We’re a funny breed of people, we humans. We play a dirge, and we want others to mourn; we dance a jig, and we want them to clap time, but we don’t want to pay the piper, and we certainly do not want to dance to someone else’s tune.
At Christmas, we would like for others to be just about as much in the mood for the event as we. More tinsel, more lights! Less commercials! More Hallmark movies … no, less Hallmark movies! Whatever became of the Christmas parade? Why are all these people blocking the street? Perhaps you know some who go “all out” at Christmas and others who barely acknowledge the event. I have two friends, very close friends, both dearly loved … one has a tree in every room, and one has been known to put hers up on Christmas Eve and take it down the afternoon of Christmas Day!

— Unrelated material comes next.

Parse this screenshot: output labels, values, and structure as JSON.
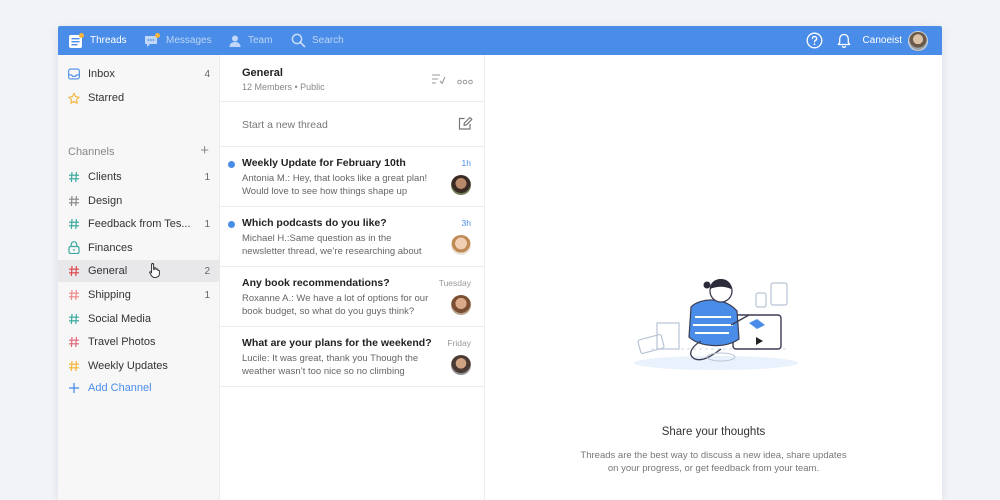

We regret and sometimes resent the commercialization of this holy season, but this is just about the last time of year that we want to fast or carve out extra time to spend with the Lord. We want Christmas to be quieter and simpler, but we don’t want to do without those time-consuming Christmas cookies that Aunt Nellie makes, and we certainly don’t want to pare very much away from Christmas “as we like it.”
Help!
What would it take to make this season merry and bright for the Lord our God? Well, it would take a miracle, because He is full of life and light and joy whether we maintain ours or not! But … how can we make Him smile as He watches us tear around trying to have a merry Christmas?
Today’s Advent Scripture is so very not Jingle Bells or Chestnuts Roasting … but it is as close to the Lord’s heart as it can be, based upon how many times and in how many ways He gave us this commandment while He walked among us. Take a look; perhaps you would hardly expect these words:
Be on guard! Be alert! You do not know when that time will come. It’s like a man going away: He leaves his house and puts his servants in charge, each with their assigned task, and tells the one at the door to keep watch.
“Therefore keep watch because you do not know when the owner of the house will come back—whether in the evening, or at midnight, or when the rooster crows, or at dawn. If he comes suddenly, do not let him find you sleeping. What I say to you, I say to everyone: ‘Watch!’” (Mark 13:33-37, NIV)
Can it be done? Can we turn our Christmas festivities into a watch party? It we are to rejoice in all things and to watch always (and we are,) then there is hope that we can be vigilant and with oil in our lamps during the twelfth month of the year. Watchful, prayerful, sober … and yet overflowing with joy.
How? How? How?
Here in Cor Unum, we have a default method, and it works every time.
Start with gratitude, dear ones. It seems to be no accident that Thanksgiving is the launch for the Christmas season! If our prayers do fall a little short during this month … and we will look together in hope that they won’t … but if they should, a month of Advent gratitude would not be a bad idea at all.
Let us make an Advent vow … you know, the kind the Lord likes, when we make no long promises but just say “Yes” to His Word … that we will give thanks, heartfelt thanks in all things during this season, but … hold a moment, dear friends.
We’ve done that before. Many of us have more good intentions than Aunt Nellie’s cookies have sprinkles. Advent is about making sure, and that’s why we so love it here in Cor Unum. We are all about making sure, and we feel sure that that is what we are supposed to do.
We have learned here in this Abbey that to make this happen, something else will have to be replaced. Who knows why, it’s just the way it is! Perhaps it is because we really do have to shift our loves, when all is said and done. Perhaps we won’t be able to read the paper until thanks have been given; perhaps we will have to disallow ourselves one of our favorite pastimes, small as ever it might be. The crossword puzzle. An unlimited Facebook perusal. Much as we hate to face the breach, we love the results of surrendering one half-hour television program, even just one, each day. It works so well! The half hour before the television goes on or before we power up our computers can absolutely change our devotional lives, and thus the lives of those for whom we pray.
When we meet in Chapter here in Cor Unum, we are continually mindful that we must be thankful on purpose, and the more we are, the more we find ourselves grateful accidentally and even irrationally, from the human perspective. Some of you know that here in Cor Unum, we have each a string of beads, and before the sun sets, thanks are given around the strand, each day. It’s a discipline! … and we wouldn’t trade it for all Christmas cookies in Aunt Nellie’s kitchen!
Oh, there’s so much more! Like Christmas itself, there are lots of layers to our watchfulness. The food, the friendship, the fun … the prayer, the praise, the penitence. It’s not easy to be watchful without gratitude, but it’s just as difficult while giving thanks to fail to develop a heart for prayer. All will come in time if we do not faint or lose heart.
So here’s a Christmas commercial for our monastic souls … “Only 23 days left until Christmas! Don’t be left out in the c-o-l-d! Warm your hearts and your hearths with the finest, with every yuletide cheer … call now! The Holy Spirit is standing by to fill your heart with gratitude! Join the thousands who will make this Christmas the best ever with the timeless gift of thankfulness. Only $19.95 … and if you call now …”
Oh my goodness … sorry! I got carried away … but I do so love the commercialization of Christmas, don’t you?